Amid Cuba’s faltering economy, primarily the result of the sixty year old Uniuted States economic embargo against the island, Nicaragua lifted visa requirements for Cubans in November, resulting in an exodus of Cuban citizens to Managua. Many Cubans joined the mainland “migrant highway” north through Central America to the United States.
U.S. border authorities apprehended more than 32,000 Cubans at the U.S.-Mexico border in March, roughly double the 16,500 caught in February, then the highest single-month total on record, according to U.S. Customs and Border Protection data.
Even as the United States and Cuba prepare to re-engage on migration, Biden administration officials are mindful that any easing of restrictions on Cuba could lead to political fallout from conservative Cuban Americans, a key voting bloc in south Florida.

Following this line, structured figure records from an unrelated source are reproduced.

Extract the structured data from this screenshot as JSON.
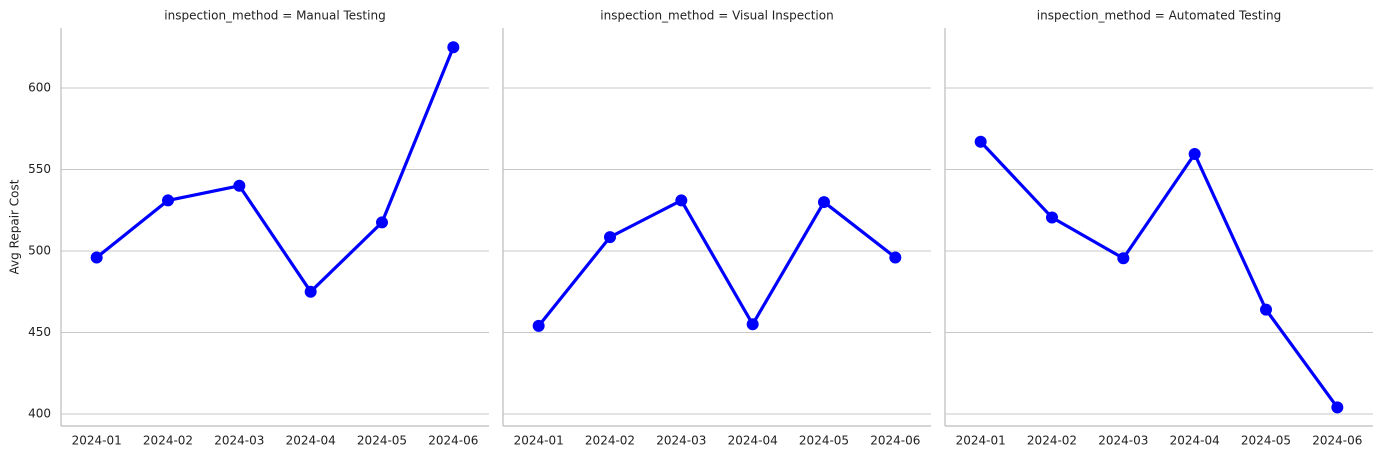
{
  "chart_data": [
    {
      "type": "line",
      "title": "inspection_method = Manual Testing",
      "ylabel": "Avg Repair Cost",
      "categories": [
        "2024-01",
        "2024-02",
        "2024-03",
        "2024-04",
        "2024-05",
        "2024-06"
      ],
      "values": [
        496,
        531,
        540,
        475,
        517.5,
        625
      ],
      "color": "#0000ff",
      "ylim": [
        392.6,
        636.8
      ],
      "yticks": [
        400,
        450,
        500,
        550,
        600
      ],
      "grid": true
    },
    {
      "type": "line",
      "title": "inspection_method = Visual Inspection",
      "categories": [
        "2024-01",
        "2024-02",
        "2024-03",
        "2024-04",
        "2024-05",
        "2024-06"
      ],
      "values": [
        454,
        508.5,
        531,
        455,
        530,
        496
      ],
      "color": "#0000ff",
      "ylim": [
        392.6,
        636.8
      ],
      "yticks": [
        400,
        450,
        500,
        550,
        600
      ],
      "grid": true
    },
    {
      "type": "line",
      "title": "inspection_method = Automated Testing",
      "categories": [
        "2024-01",
        "2024-02",
        "2024-03",
        "2024-04",
        "2024-05",
        "2024-06"
      ],
      "values": [
        567,
        520.5,
        495.5,
        559.5,
        464,
        404
      ],
      "color": "#0000ff",
      "ylim": [
        392.6,
        636.8
      ],
      "yticks": [
        400,
        450,
        500,
        550,
        600
      ],
      "grid": true
    }
  ]
}
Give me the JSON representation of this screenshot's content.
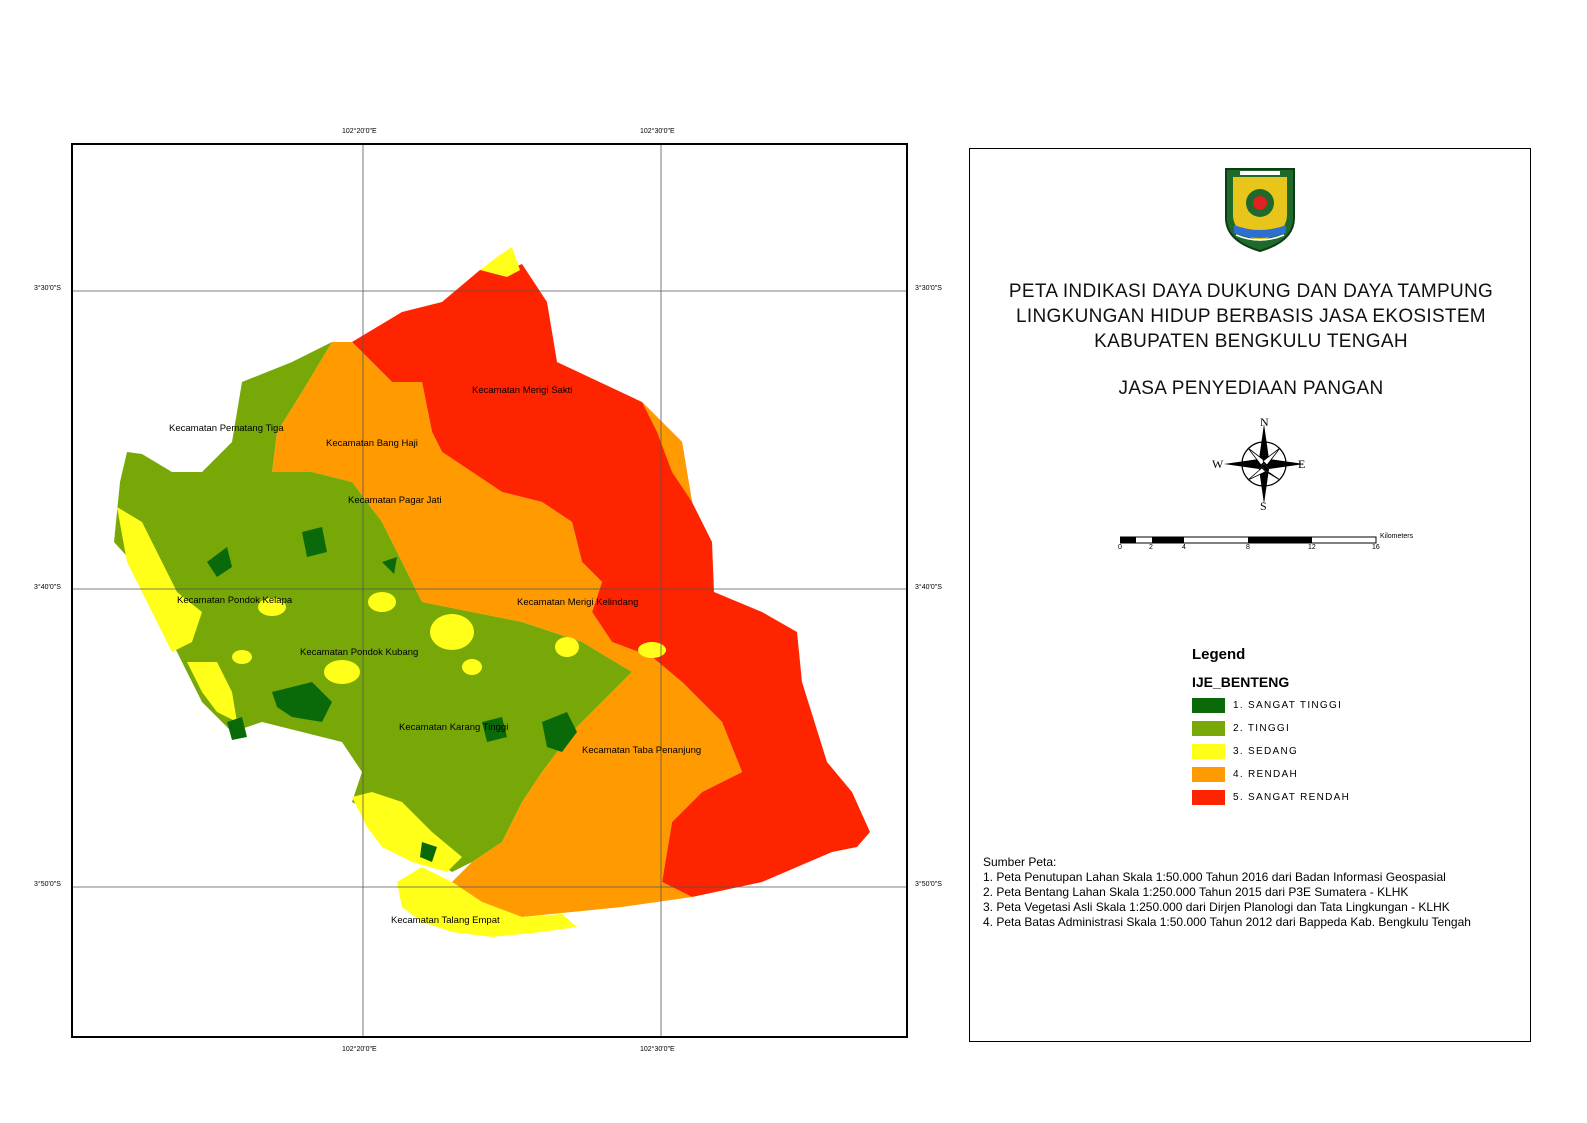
{
  "map": {
    "lon_labels_top": [
      "102°20'0\"E",
      "102°30'0\"E"
    ],
    "lon_labels_bottom": [
      "102°20'0\"E",
      "102°30'0\"E"
    ],
    "lat_labels_left": [
      "3°30'0\"S",
      "3°40'0\"S",
      "3°50'0\"S"
    ],
    "lat_labels_right": [
      "3°30'0\"S",
      "3°40'0\"S",
      "3°50'0\"S"
    ],
    "places": [
      "Kecamatan Merigi Sakti",
      "Kecamatan Pematang Tiga",
      "Kecamatan Bang Haji",
      "Kecamatan Pagar Jati",
      "Kecamatan Pondok Kelapa",
      "Kecamatan Merigi Kelindang",
      "Kecamatan Pondok Kubang",
      "Kecamatan Karang Tinggi",
      "Kecamatan Taba Penanjung",
      "Kecamatan Talang Empat"
    ],
    "colors": {
      "sangat_tinggi": "#0a6a0a",
      "tinggi": "#77a808",
      "sedang": "#ffff1a",
      "rendah": "#ff9a00",
      "sangat_rendah": "#ff2400"
    }
  },
  "panel": {
    "title_lines": [
      "PETA INDIKASI DAYA DUKUNG DAN DAYA TAMPUNG",
      "LINGKUNGAN HIDUP BERBASIS JASA EKOSISTEM",
      "KABUPATEN BENGKULU TENGAH"
    ],
    "subtitle": "JASA PENYEDIAAN PANGAN",
    "compass": {
      "n": "N",
      "s": "S",
      "e": "E",
      "w": "W"
    },
    "scale": {
      "unit": "Kilometers",
      "ticks": [
        "0",
        "2",
        "4",
        "8",
        "12",
        "16"
      ]
    },
    "legend": {
      "heading": "Legend",
      "layer": "IJE_BENTENG",
      "items": [
        {
          "label": "1. SANGAT TINGGI",
          "color": "#0a6a0a"
        },
        {
          "label": "2. TINGGI",
          "color": "#77a808"
        },
        {
          "label": "3. SEDANG",
          "color": "#ffff1a"
        },
        {
          "label": "4. RENDAH",
          "color": "#ff9a00"
        },
        {
          "label": "5. SANGAT RENDAH",
          "color": "#ff2400"
        }
      ]
    },
    "sources": {
      "heading": "Sumber Peta:",
      "items": [
        "1. Peta Penutupan Lahan Skala 1:50.000 Tahun 2016 dari Badan Informasi Geospasial",
        "2. Peta Bentang Lahan Skala 1:250.000 Tahun 2015 dari  P3E Sumatera - KLHK",
        "3. Peta Vegetasi Asli Skala 1:250.000 dari Dirjen Planologi dan Tata Lingkungan - KLHK",
        "4. Peta Batas Administrasi Skala 1:50.000 Tahun 2012 dari Bappeda Kab. Bengkulu Tengah"
      ]
    }
  }
}
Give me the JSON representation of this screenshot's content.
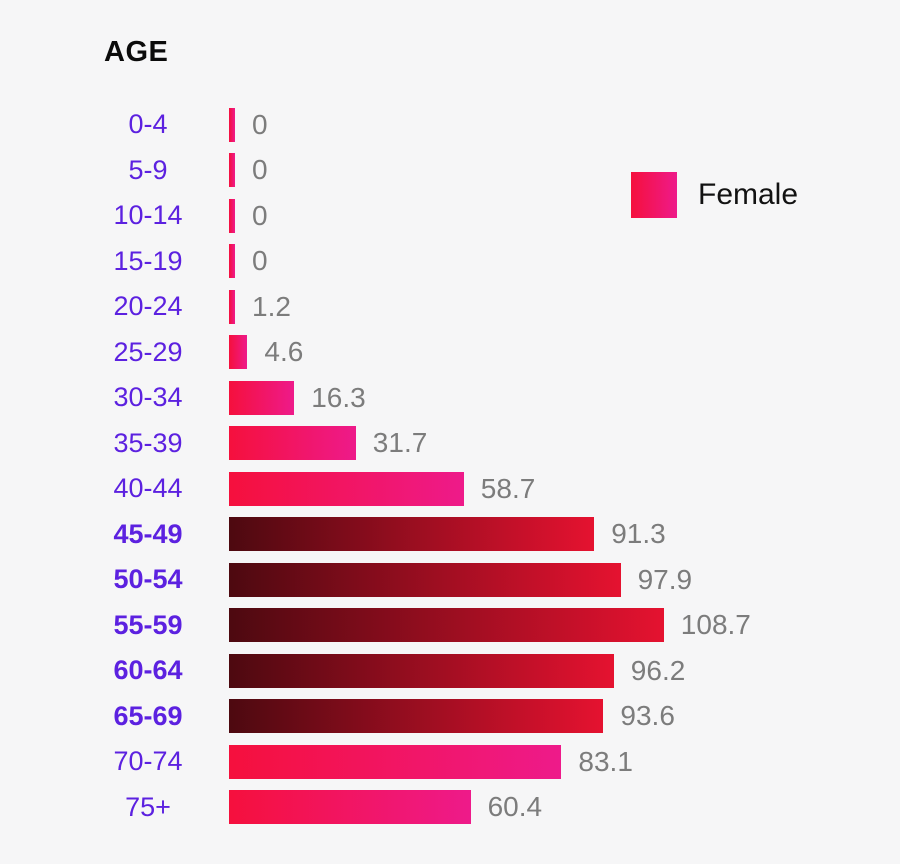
{
  "chart_data": {
    "type": "bar",
    "orientation": "horizontal",
    "title": "AGE",
    "categories": [
      "0-4",
      "5-9",
      "10-14",
      "15-19",
      "20-24",
      "25-29",
      "30-34",
      "35-39",
      "40-44",
      "45-49",
      "50-54",
      "55-59",
      "60-64",
      "65-69",
      "70-74",
      "75+"
    ],
    "series": [
      {
        "name": "Female",
        "values": [
          0,
          0,
          0,
          0,
          1.2,
          4.6,
          16.3,
          31.7,
          58.7,
          91.3,
          97.9,
          108.7,
          96.2,
          93.6,
          83.1,
          60.4
        ]
      }
    ],
    "value_labels": [
      "0",
      "0",
      "0",
      "0",
      "1.2",
      "4.6",
      "16.3",
      "31.7",
      "58.7",
      "91.3",
      "97.9",
      "108.7",
      "96.2",
      "93.6",
      "83.1",
      "60.4"
    ],
    "highlighted_categories": [
      "45-49",
      "50-54",
      "55-59",
      "60-64",
      "65-69"
    ],
    "xlim": [
      0,
      110
    ],
    "grid": false,
    "legend_position": "top-right",
    "colors": {
      "background": "#f6f6f7",
      "bar_gradient_start": "#f5103d",
      "bar_gradient_end": "#ee1a8a",
      "highlight_gradient_start": "#4d0910",
      "highlight_gradient_end": "#e51230",
      "age_label": "#5c21e0",
      "value_label": "#7c7c7c",
      "title": "#0b0b0b"
    }
  }
}
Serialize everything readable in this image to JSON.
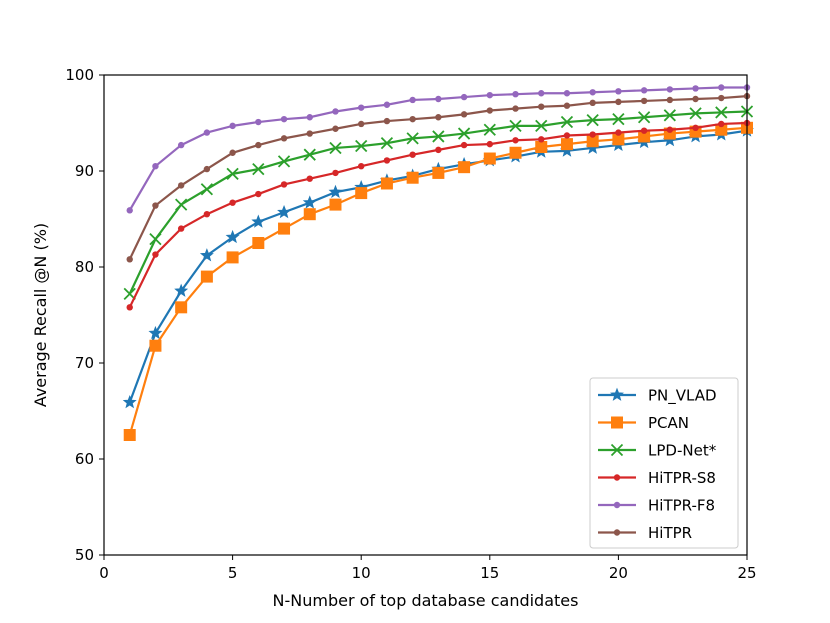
{
  "chart_data": {
    "type": "line",
    "title": "",
    "xlabel": "N-Number of top database candidates",
    "ylabel": "Average Recall @N (%)",
    "xlim": [
      0,
      25
    ],
    "ylim": [
      50,
      100
    ],
    "xticks": [
      0,
      5,
      10,
      15,
      20,
      25
    ],
    "yticks": [
      50,
      60,
      70,
      80,
      90,
      100
    ],
    "grid": false,
    "legend_position": "lower-right",
    "x": [
      1,
      2,
      3,
      4,
      5,
      6,
      7,
      8,
      9,
      10,
      11,
      12,
      13,
      14,
      15,
      16,
      17,
      18,
      19,
      20,
      21,
      22,
      23,
      24,
      25
    ],
    "series": [
      {
        "name": "PN_VLAD",
        "color": "#1f77b4",
        "marker": "star",
        "values": [
          65.9,
          73.1,
          77.5,
          81.2,
          83.1,
          84.7,
          85.7,
          86.7,
          87.8,
          88.3,
          89.0,
          89.5,
          90.2,
          90.7,
          91.1,
          91.5,
          92.0,
          92.1,
          92.4,
          92.7,
          93.0,
          93.2,
          93.6,
          93.8,
          94.2
        ]
      },
      {
        "name": "PCAN",
        "color": "#ff7f0e",
        "marker": "square",
        "values": [
          62.5,
          71.8,
          75.8,
          79.0,
          81.0,
          82.5,
          84.0,
          85.5,
          86.5,
          87.7,
          88.7,
          89.3,
          89.8,
          90.4,
          91.3,
          91.9,
          92.5,
          92.8,
          93.1,
          93.3,
          93.6,
          93.9,
          94.1,
          94.3,
          94.5
        ]
      },
      {
        "name": "LPD-Net*",
        "color": "#2ca02c",
        "marker": "x",
        "values": [
          77.2,
          82.9,
          86.5,
          88.1,
          89.7,
          90.2,
          91.0,
          91.7,
          92.4,
          92.6,
          92.9,
          93.4,
          93.6,
          93.9,
          94.3,
          94.7,
          94.7,
          95.1,
          95.3,
          95.4,
          95.6,
          95.8,
          96.0,
          96.1,
          96.2
        ]
      },
      {
        "name": "HiTPR-S8",
        "color": "#d62728",
        "marker": "dot",
        "values": [
          75.8,
          81.3,
          84.0,
          85.5,
          86.7,
          87.6,
          88.6,
          89.2,
          89.8,
          90.5,
          91.1,
          91.7,
          92.2,
          92.7,
          92.8,
          93.2,
          93.3,
          93.7,
          93.8,
          94.0,
          94.2,
          94.3,
          94.5,
          94.9,
          95.0
        ]
      },
      {
        "name": "HiTPR-F8",
        "color": "#9467bd",
        "marker": "dot",
        "values": [
          85.9,
          90.5,
          92.7,
          94.0,
          94.7,
          95.1,
          95.4,
          95.6,
          96.2,
          96.6,
          96.9,
          97.4,
          97.5,
          97.7,
          97.9,
          98.0,
          98.1,
          98.1,
          98.2,
          98.3,
          98.4,
          98.5,
          98.6,
          98.7,
          98.7
        ]
      },
      {
        "name": "HiTPR",
        "color": "#8c564b",
        "marker": "dot",
        "values": [
          80.8,
          86.4,
          88.5,
          90.2,
          91.9,
          92.7,
          93.4,
          93.9,
          94.4,
          94.9,
          95.2,
          95.4,
          95.6,
          95.9,
          96.3,
          96.5,
          96.7,
          96.8,
          97.1,
          97.2,
          97.3,
          97.4,
          97.5,
          97.6,
          97.8
        ]
      }
    ]
  }
}
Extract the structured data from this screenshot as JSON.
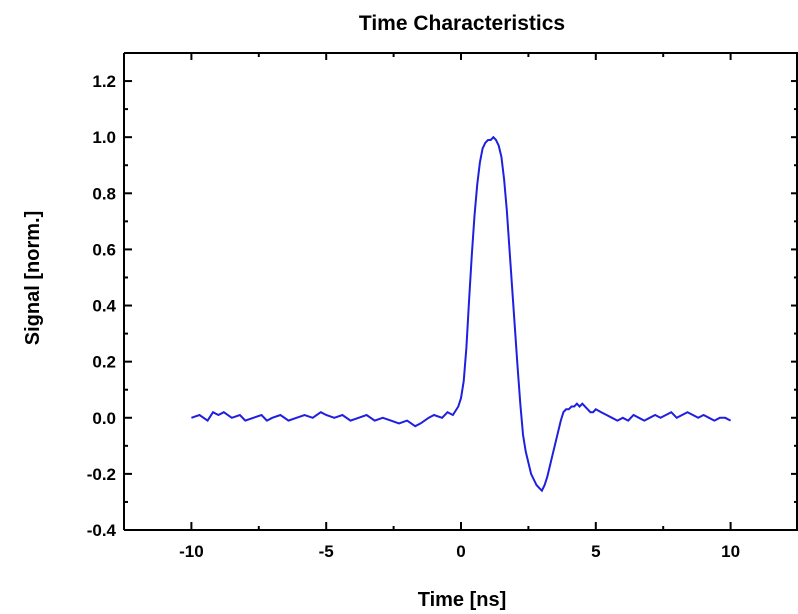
{
  "chart_data": {
    "type": "line",
    "title": "Time Characteristics",
    "xlabel": "Time [ns]",
    "ylabel": "Signal [norm.]",
    "xlim": [
      -12.5,
      12.5
    ],
    "ylim": [
      -0.4,
      1.3
    ],
    "x_ticks": [
      -10,
      -5,
      0,
      5,
      10
    ],
    "x_tick_labels": [
      "-10",
      "-5",
      "0",
      "5",
      "10"
    ],
    "y_ticks": [
      -0.4,
      -0.2,
      0.0,
      0.2,
      0.4,
      0.6,
      0.8,
      1.0,
      1.2
    ],
    "y_tick_labels": [
      "-0.4",
      "-0.2",
      "0.0",
      "0.2",
      "0.4",
      "0.6",
      "0.8",
      "1.0",
      "1.2"
    ],
    "grid": false,
    "legend": "none",
    "line_color": "#1f1fe0",
    "series": [
      {
        "x": [
          -10.0,
          -9.7,
          -9.4,
          -9.2,
          -9.0,
          -8.8,
          -8.5,
          -8.2,
          -8.0,
          -7.7,
          -7.4,
          -7.2,
          -7.0,
          -6.7,
          -6.4,
          -6.1,
          -5.8,
          -5.5,
          -5.2,
          -5.0,
          -4.7,
          -4.4,
          -4.1,
          -3.8,
          -3.5,
          -3.2,
          -2.9,
          -2.6,
          -2.3,
          -2.0,
          -1.7,
          -1.5,
          -1.2,
          -1.0,
          -0.7,
          -0.5,
          -0.3,
          -0.1,
          0.0,
          0.1,
          0.2,
          0.3,
          0.4,
          0.5,
          0.6,
          0.7,
          0.8,
          0.9,
          1.0,
          1.1,
          1.2,
          1.3,
          1.4,
          1.5,
          1.6,
          1.7,
          1.8,
          1.9,
          2.0,
          2.1,
          2.2,
          2.3,
          2.4,
          2.5,
          2.6,
          2.7,
          2.8,
          2.9,
          3.0,
          3.1,
          3.2,
          3.3,
          3.4,
          3.5,
          3.6,
          3.7,
          3.8,
          3.9,
          4.0,
          4.1,
          4.2,
          4.3,
          4.4,
          4.5,
          4.6,
          4.7,
          4.8,
          4.9,
          5.0,
          5.2,
          5.4,
          5.6,
          5.8,
          6.0,
          6.2,
          6.4,
          6.6,
          6.8,
          7.0,
          7.2,
          7.4,
          7.6,
          7.8,
          8.0,
          8.2,
          8.4,
          8.6,
          8.8,
          9.0,
          9.2,
          9.4,
          9.6,
          9.8,
          10.0
        ],
        "y": [
          0.0,
          0.01,
          -0.01,
          0.02,
          0.01,
          0.02,
          0.0,
          0.01,
          -0.01,
          0.0,
          0.01,
          -0.01,
          0.0,
          0.01,
          -0.01,
          0.0,
          0.01,
          0.0,
          0.02,
          0.01,
          0.0,
          0.01,
          -0.01,
          0.0,
          0.01,
          -0.01,
          0.0,
          -0.01,
          -0.02,
          -0.01,
          -0.03,
          -0.02,
          0.0,
          0.01,
          0.0,
          0.02,
          0.01,
          0.04,
          0.07,
          0.13,
          0.25,
          0.42,
          0.58,
          0.72,
          0.83,
          0.91,
          0.96,
          0.98,
          0.99,
          0.99,
          1.0,
          0.99,
          0.97,
          0.93,
          0.85,
          0.74,
          0.6,
          0.46,
          0.32,
          0.18,
          0.05,
          -0.06,
          -0.12,
          -0.16,
          -0.2,
          -0.22,
          -0.24,
          -0.25,
          -0.26,
          -0.24,
          -0.21,
          -0.17,
          -0.13,
          -0.09,
          -0.05,
          -0.01,
          0.02,
          0.03,
          0.03,
          0.04,
          0.04,
          0.05,
          0.04,
          0.05,
          0.04,
          0.03,
          0.02,
          0.02,
          0.03,
          0.02,
          0.01,
          0.0,
          -0.01,
          0.0,
          -0.01,
          0.01,
          0.0,
          -0.01,
          0.0,
          0.01,
          0.0,
          0.01,
          0.02,
          0.0,
          0.01,
          0.02,
          0.01,
          0.0,
          0.01,
          0.0,
          -0.01,
          0.0,
          0.0,
          -0.01
        ]
      }
    ]
  }
}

Biden, who served as Obama’s vice president, promised during the 2020 U.S. election campaign against Trump to re-engage with Cuba, and many in both countries expected he would reverse some Trump-era restrictions. Biden instead imposed fresh sanctions on Cuban officials in response to Havana’s crackdown on protesters following widespread marches on the island last July.
Thousands of people took to the streets of Cuban cities, voicing anger over shortages of basic goods, curbs on civil liberties and the handling of the COVID-19 pandemic by authorities. Some called for political change.